Existem outras distorções na
organização das polícias que são muito mais sérias. Em comparação com o setor
privado, os Policiais Militares se aposentam demasiado cedo e ficam onerando o
orçamento estadual por décadas. Em muitos Estados as aposentadorias policiais
estão hoje entre as principais causas do déficit público. Quem começa como
praça não ascende aos postos superiores, não obstante as exigências escolares
serem as mesmas para o ingresso na(s) carreira(s). Não existe possibilidade de
entrada “lateral” (exceto para o quadro de saúde), como nas polícias de alguns
países desenvolvidos, que integram aos quadros da polícia profissionais já
formados em cursos superiores de outras áreas. A formação acadêmica é demasiado
isolada da sociedade. O sistema de promoção sujeito a critérios subjetivos em
algumas etapas. As diferenças salariais entre os menores e maiores postos
demasiado acentuadas, etc. Nas Polícias Civis são outros tantos problemas que
examinaremos em outra ocasião.
A intenção aqui foi explorar
rapidamente e mostrar a riqueza da pesquisa Perfil das Polícias, que conta com
centenas de variáveis e uma série histórica razoável para os padrões
brasileiros. Raramente os dados são utilizados em artigos e teses acadêmicas. E
apesar do esforço de coleta, é igualmente raro que os dados sejam utilizados
pela Senasp para encontrar parâmetros que poderiam a ajudar os gestores de
segurança estaduais a repensar a organização e outros aspectos ligados à
carreira policial.
Quando passei pela Senasp em 2002
a pesquisa estava em sua segunda edição e a ideia é que ela servisse de benchmark para diversos temas: como deve
ser o ingresso? Que cursos e qual carga horária para a formação? Quais equipamentos
e veículos utilizar? Quantos batalhões e
companhia e onde devem estar localizados? Qual o perfil demográfico do efetivo?

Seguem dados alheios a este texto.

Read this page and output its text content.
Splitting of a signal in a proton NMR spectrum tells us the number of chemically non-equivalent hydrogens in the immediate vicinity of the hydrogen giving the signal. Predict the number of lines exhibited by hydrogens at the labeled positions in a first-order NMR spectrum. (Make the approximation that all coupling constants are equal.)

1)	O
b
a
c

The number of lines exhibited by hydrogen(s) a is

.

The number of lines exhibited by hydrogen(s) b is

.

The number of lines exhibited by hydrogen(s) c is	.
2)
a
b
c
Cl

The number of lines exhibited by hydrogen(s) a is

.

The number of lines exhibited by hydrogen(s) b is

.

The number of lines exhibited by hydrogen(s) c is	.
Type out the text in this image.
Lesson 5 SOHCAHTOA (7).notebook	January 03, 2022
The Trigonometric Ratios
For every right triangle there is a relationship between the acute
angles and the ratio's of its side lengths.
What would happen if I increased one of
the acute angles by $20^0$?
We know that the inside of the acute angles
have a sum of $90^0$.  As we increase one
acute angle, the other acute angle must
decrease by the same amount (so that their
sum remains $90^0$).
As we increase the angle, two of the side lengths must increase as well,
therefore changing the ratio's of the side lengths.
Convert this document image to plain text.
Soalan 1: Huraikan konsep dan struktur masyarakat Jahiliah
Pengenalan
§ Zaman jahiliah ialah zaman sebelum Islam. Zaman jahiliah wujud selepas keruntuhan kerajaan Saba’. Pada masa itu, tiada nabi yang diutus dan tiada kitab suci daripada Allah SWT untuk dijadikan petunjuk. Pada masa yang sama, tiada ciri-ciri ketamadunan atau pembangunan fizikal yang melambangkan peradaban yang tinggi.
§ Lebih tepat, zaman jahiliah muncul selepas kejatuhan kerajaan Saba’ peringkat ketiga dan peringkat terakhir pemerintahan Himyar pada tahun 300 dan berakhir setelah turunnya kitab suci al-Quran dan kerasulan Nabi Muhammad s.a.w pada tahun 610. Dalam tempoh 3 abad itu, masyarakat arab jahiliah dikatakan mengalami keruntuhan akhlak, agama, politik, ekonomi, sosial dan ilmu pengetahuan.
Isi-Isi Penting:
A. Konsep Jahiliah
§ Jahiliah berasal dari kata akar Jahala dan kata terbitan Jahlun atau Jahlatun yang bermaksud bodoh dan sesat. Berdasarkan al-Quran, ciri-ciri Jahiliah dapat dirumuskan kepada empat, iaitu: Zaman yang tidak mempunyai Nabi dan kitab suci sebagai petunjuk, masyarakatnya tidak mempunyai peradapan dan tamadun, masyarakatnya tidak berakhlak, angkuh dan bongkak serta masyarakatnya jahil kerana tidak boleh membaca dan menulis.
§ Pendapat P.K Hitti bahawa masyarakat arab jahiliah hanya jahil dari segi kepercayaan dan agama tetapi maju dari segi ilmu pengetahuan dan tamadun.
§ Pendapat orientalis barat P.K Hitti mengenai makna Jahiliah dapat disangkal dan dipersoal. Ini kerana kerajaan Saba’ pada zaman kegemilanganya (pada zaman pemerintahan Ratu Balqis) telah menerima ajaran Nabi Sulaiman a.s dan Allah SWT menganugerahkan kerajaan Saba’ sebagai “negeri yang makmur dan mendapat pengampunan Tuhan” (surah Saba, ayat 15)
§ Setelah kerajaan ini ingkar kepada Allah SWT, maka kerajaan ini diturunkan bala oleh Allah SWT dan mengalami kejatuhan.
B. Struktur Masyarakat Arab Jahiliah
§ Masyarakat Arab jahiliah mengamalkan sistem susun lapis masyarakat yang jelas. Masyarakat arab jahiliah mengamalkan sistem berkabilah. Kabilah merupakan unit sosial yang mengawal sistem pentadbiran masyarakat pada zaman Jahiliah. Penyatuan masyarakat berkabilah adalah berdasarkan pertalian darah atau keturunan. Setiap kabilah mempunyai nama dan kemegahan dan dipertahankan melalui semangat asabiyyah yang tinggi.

Qual o orçamento e despesas para cada área? Qual o grau de informatização das
organizações? Quantidade e tipo de frota? Renumeração? Assistência psicológica
e de saúde? Estamos falando de um
questionário com cerca de 1500 perguntas, apenas no que se refere às PMs.
O artigo é ligeiro ao tratar do
problema das hierarquias por alguém que não é especialista na área. Mas espero
que ao menos tenha o mérito de despertar a curiosidade de policiais e
estudiosos para esta interessante fonte de informações. Sei que fazer a
pesquisa dá muito trabalho e os policiais responderiam com muito mais rigor se
vissem que o trabalho está sendo aproveitado para alguma coisa!